The US Interstate Highway system was designed to allow a mass evacuation of cities that were likely target of nuclear bombs during the Cold War, so that some of the population could escape fallout zones and survive.
But while construction was just getting started, bigger bombs were developed, so that such a mass evacuation plan was futile. But by then so many domestic jobs were involved, and so much urban renovation was planned, that the system was built anyway. And it turned out that the economic benefits of this improved transportation infrastructure made it worthwhile. Even without a nuclear attack.
In Egypt, the poverty rate is much higher than the US. I do not know statistics on television and telephone ownership there but it is certainly lower than the US. There is a significant* number of people that would not hear this message unless you knocked on their door.
*I do not mean that word in the technical statistical sense, only that it would be a tragedy if that many people were to perish in a flood.
I think “designed to allow a mass evacuation” is a different think than “conceived specifically because of,” which your second paragraph seems to imply.
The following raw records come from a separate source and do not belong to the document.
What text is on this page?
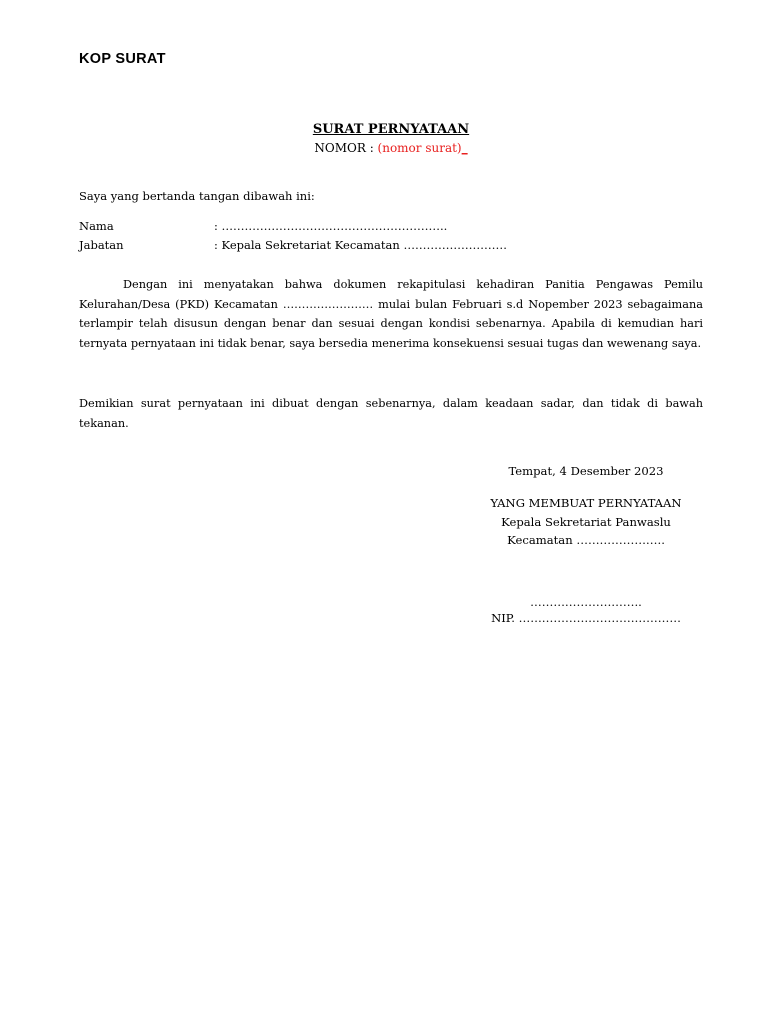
KOP SURAT
SURAT PERNYATAAN
NOMOR : (nomor surat)_
Saya yang bertanda tangan dibawah ini:
Nama	: …………………………………………………..
Jabatan	: Kepala Sekretariat Kecamatan ………………………
Dengan ini menyatakan bahwa dokumen rekapitulasi kehadiran Panitia Pengawas Pemilu Kelurahan/Desa (PKD) Kecamatan …………………… mulai bulan Februari s.d Nopember 2023 sebagaimana terlampir telah disusun dengan benar dan sesuai dengan kondisi sebenarnya. Apabila di kemudian hari ternyata pernyataan ini tidak benar, saya bersedia menerima konsekuensi sesuai tugas dan wewenang saya.
Demikian surat pernyataan ini dibuat dengan sebenarnya, dalam keadaan sadar, dan tidak di bawah tekanan.
Tempat, 4 Desember 2023
YANG MEMBUAT PERNYATAAN
Kepala Sekretariat Panwaslu
Kecamatan …………………..
………………………..
NIP. ……………………………………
The Wikipedia article talks about funding to support something not unlike interstate highways being voted in 1916, and Dwight Eisenhower having been impressed by a trip he made in 1919. That would pre-date nuclear weapons.
It seems to me the economic benefits of improved transportation would be obvious and not an unintended consequence of nuclear civil defense.
See my point - Cairo is several dozen square miles of 4 to 10 storey concrete buildings. Escaping a flood would be a matter of climbing the stairs. Plus, they have a massive police presence, so it would not take long for the message to be heard.